Figure 6. Anterograde tracing and localization of brain-wide neural projections.

(a) Anterograde projections of AAV-GFP-labelled Cg neurons in the entire brain. The inset shows the main pattern of the Cg projecting to the whole brain, and the 15 passing regions are indicated in the global observation at low resolution. The grey sphere indicates the injection site. (b) Merged local maximum intensity projections of the sagittal planes of the corresponding positions indicated in a. Passing regions: (b1) corpus callosum, (b2) caudate putamen, (b3) primary/secondary motor cortex, (b4) anteroventral thalamic nucleus and anterodorsal thalamic nucleus, (b5) anteromedial thalamic nucleus and paratenial thalamic nucleus, (b6) ventromedial thalamic nucleus, zona incerta dorsal part (ZID), zona incerta ventral part (ZIV), and reticular thalamic nucleus, (b7) primary/secondary visual cortex, (b8) inferior colliculus (ic), (b9) mediodorsal thalamic nucleus central part, mediodorsal thalamic nucleus dorsal part and mediodorsal thalamic nucleus lateral part, (b10) periaqueductal gray, (b11) medial lemniscus and ZID, (b12) ZID/ZIV and cerebral peduncle, (b13) ic, (b14) superior colliculus and (b15) entorhinal cortex. The size of each panel is 300 × 320 μm. Green represents the maximum intensity projections of GFP-labelled axons. The projection thickness shown in images 3, 5, 6, 9, 13 and 14 is 32 μm, and the projection thickness of the other images is 64 μm. Magenta represents PI-stained cells (2 μm thickness). (c) Projection pattern from Cg neurons on the coronal plane indicated with an arrow in (a). Green represents the maximum intensity projection of GFP-labelled projections (960 μm total thickness). Magenta represents PI-stained cells (2 μm thickness). The inset is an amplified image of the block shown in (c) containing sparse axons. (d) The reconstructed and localized axon indicated with arrowheads in (c). The cell body is located in the Cg region, and the axon connects to DpWh. Additionally, the axon bifurcates in the ic and LPMR brain regions. Purple represents the PI-counterstained cytoarchitecture background. Scale bar, 50 μm (b); 500 μm (c); 50 μm (the inset in c); and 100 μm (d).

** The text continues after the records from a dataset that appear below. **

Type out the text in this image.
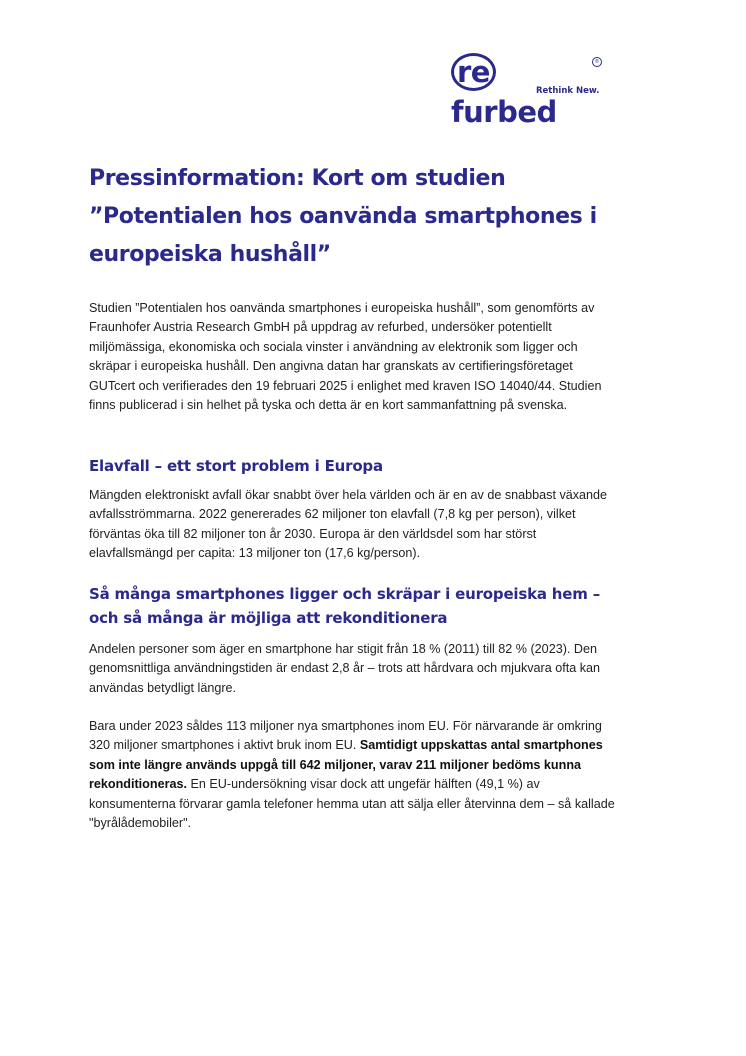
refurbed
®
Rethink New.
Pressinformation: Kort om studien ”Potentialen hos oanvända smartphones i europeiska hushåll”

Studien ”Potentialen hos oanvända smartphones i europeiska hushåll”, som genomförts av Fraunhofer Austria Research GmbH på uppdrag av refurbed, undersöker potentiellt miljömässiga, ekonomiska och sociala vinster i användning av elektronik som ligger och skräpar i europeiska hushåll. Den angivna datan har granskats av certifieringsföretaget GUTcert och verifierades den 19 februari 2025 i enlighet med kraven ISO 14040/44. Studien finns publicerad i sin helhet på tyska och detta är en kort sammanfattning på svenska.

Elavfall – ett stort problem i Europa

Mängden elektroniskt avfall ökar snabbt över hela världen och är en av de snabbast växande avfallsströmmarna. 2022 genererades 62 miljoner ton elavfall (7,8 kg per person), vilket förväntas öka till 82 miljoner ton år 2030. Europa är den världsdel som har störst elavfallsmängd per capita: 13 miljoner ton (17,6 kg/person).

Så många smartphones ligger och skräpar i europeiska hem – och så många är möjliga att rekonditionera

Andelen personer som äger en smartphone har stigit från 18 % (2011) till 82 % (2023). Den genomsnittliga användningstiden är endast 2,8 år – trots att hårdvara och mjukvara ofta kan användas betydligt längre.

Bara under 2023 såldes 113 miljoner nya smartphones inom EU. För närvarande är omkring 320 miljoner smartphones i aktivt bruk inom EU. Samtidigt uppskattas antal smartphones som inte längre används uppgå till 642 miljoner, varav 211 miljoner bedöms kunna rekonditioneras. En EU-undersökning visar dock att ungefär hälften (49,1 %) av konsumenterna förvarar gamla telefoner hemma utan att sälja eller återvinna dem – så kallade "byrålådemobiler".
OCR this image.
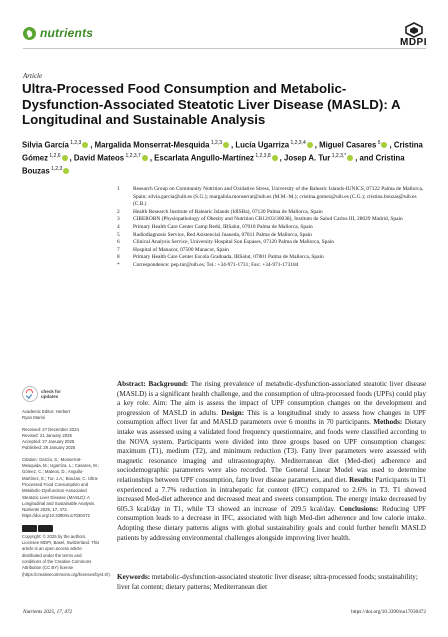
nutrients
MDPI
Article
Ultra-Processed Food Consumption and Metabolic-Dysfunction-Associated Steatotic Liver Disease (MASLD): A Longitudinal and Sustainable Analysis
Silvia García $^{1,2,3}$ , Margalida Monserrat-Mesquida $^{1,2,3}$ , Lucía Ugarriza $^{1,2,3,4}$ , Miguel Casares $^5$ , Cristina Gómez $^{1,2,6}$ , David Mateos $^{1,2,3,7}$ , Escarlata Angullo-Martínez $^{1,2,3,8}$ , Josep A. Tur $^{1,2,3,*}$ , and Cristina Bouzas $^{1,2,3}$
1	Research Group on Community Nutrition and Oxidative Stress, University of the Balearic Islands-IUNICS, 07122 Palma de Mallorca, Spain; silvia.garcia@uib.es (S.G.); margalida.monserrat@uib.es (M.M.-M.); cristina.gomez@uib.es (C.G.); cristina.bouzas@uib.es (C.B.)
2	Health Research Institute of Balearic Islands (IdISBa), 07120 Palma de Mallorca, Spain
3	CIBEROBN (Physiopathology of Obesity and Nutrition CB12/03/30038), Instituto de Salud Carlos III, 28029 Madrid, Spain
4	Primary Health Care Center Camp Redó, IBSalut, 07010 Palma de Mallorca, Spain
5	Radiodiagnosis Service, Red Asistencial Juaneda, 07011 Palma de Mallorca, Spain
6	Clinical Analysis Service, University Hospital Son Espases, 07120 Palma de Mallorca, Spain
7	Hospital of Manacor, 07500 Manacor, Spain
8	Primary Health Care Center Escola Graduada, IBSalut, 07001 Palma de Mallorca, Spain
*	Correspondence: pep.tur@uib.es; Tel.: +34-971-1731; Fax: +34-971-173184
check for
updates
Academic Editor: Herbert
Ryan Marini
Received: 27 December 2024
Revised: 21 January 2025
Accepted: 27 January 2025
Published: 29 January 2025
Citation: García, S.; Monserrat-Mesquida, M.; Ugarriza, L.; Casares, M.; Gómez, C.; Mateos, D.; Angullo-Martínez, E.; Tur, J.A.; Bouzas, C. Ultra-Processed Food Consumption and Metabolic-Dysfunction-Associated Steatotic Liver Disease (MASLD): A Longitudinal and Sustainable Analysis. Nutrients 2025, 17, 472. https://doi.org/10.3390/nu17030472
Copyright: © 2025 by the authors. Licensee MDPI, Basel, Switzerland. This article is an open access article distributed under the terms and conditions of the Creative Commons Attribution (CC BY) license (https://creativecommons.org/licenses/by/4.0/).
Abstract: Background: The rising prevalence of metabolic-dysfunction-associated steatotic liver disease (MASLD) is a significant health challenge, and the consumption of ultra-processed foods (UPFs) could play a key role. Aim: The aim is assess the impact of UPF consumption changes on the development and progression of MASLD in adults. Design: This is a longitudinal study to assess how changes in UPF consumption affect liver fat and MASLD parameters over 6 months in 70 participants. Methods: Dietary intake was assessed using a validated food frequency questionnaire, and foods were classified according to the NOVA system. Participants were divided into three groups based on UPF consumption changes: maximum (T1), medium (T2), and minimum reduction (T3). Fatty liver parameters were assessed with magnetic resonance imaging and ultrasonography. Mediterranean diet (Med-diet) adherence and sociodemographic parameters were also recorded. The General Linear Model was used to determine relationships between UPF consumption, fatty liver disease parameters, and diet. Results: Participants in T1 experienced a 7.7% reduction in intrahepatic fat content (IFC) compared to 2.6% in T3. T1 showed increased Med-diet adherence and decreased meat and sweets consumption. The energy intake decreased by 605.3 kcal/day in T1, while T3 showed an increase of 209.5 kcal/day. Conclusions: Reducing UPF consumption leads to a decrease in IFC, associated with high Med-diet adherence and low calorie intake. Adopting these dietary patterns aligns with global sustainability goals and could further benefit MASLD patients by addressing environmental challenges alongside improving liver health.
Keywords: metabolic-dysfunction-associated steatotic liver disease; ultra-processed foods; sustainability; liver fat content; dietary patterns; Mediterranean diet
Nutrients 2025, 17, 472	https://doi.org/10.3390/nu17030472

Figure 7. Whole-brain imaging of GFP-labelled neurons in a SOM Cre-line mouse brain.

(a–e) Maximum intensity projections of different coronal sections showing the projection patterns with cytoarchitectonic references. The inset shows locations of images shown in a–e. The projection thicknesses of GFP-signal were 60 μm (a,b), 120 μm (c) 200 μm (d) and 100 μm (e). Magenta represents PI-stained cells (2 μm thickness). (f–i) Representative raw images showing the fine structure, such as axon boutons, of the long-range projections shown in (e). Scale bar, 1 mm (a–e) and 15 μm (f–i).

Figure 8. Reconstruction of sparse-labelled brainstem neurons with long-range projections.

(a) Maximum intensity projections of the coronal sections. The projection thickness was 900 μm. (b–g) Enlarged views of the single axon arbor and axon terminals of the neurons shown in a. The reconstructed boutons are indicated as white arrowheads. The large axon terminals were indicated as orange arrowheads. Scale bar, 1 mm (a); 100 μm (d); 50 μm (f); and 25 μm (b,c,e,g).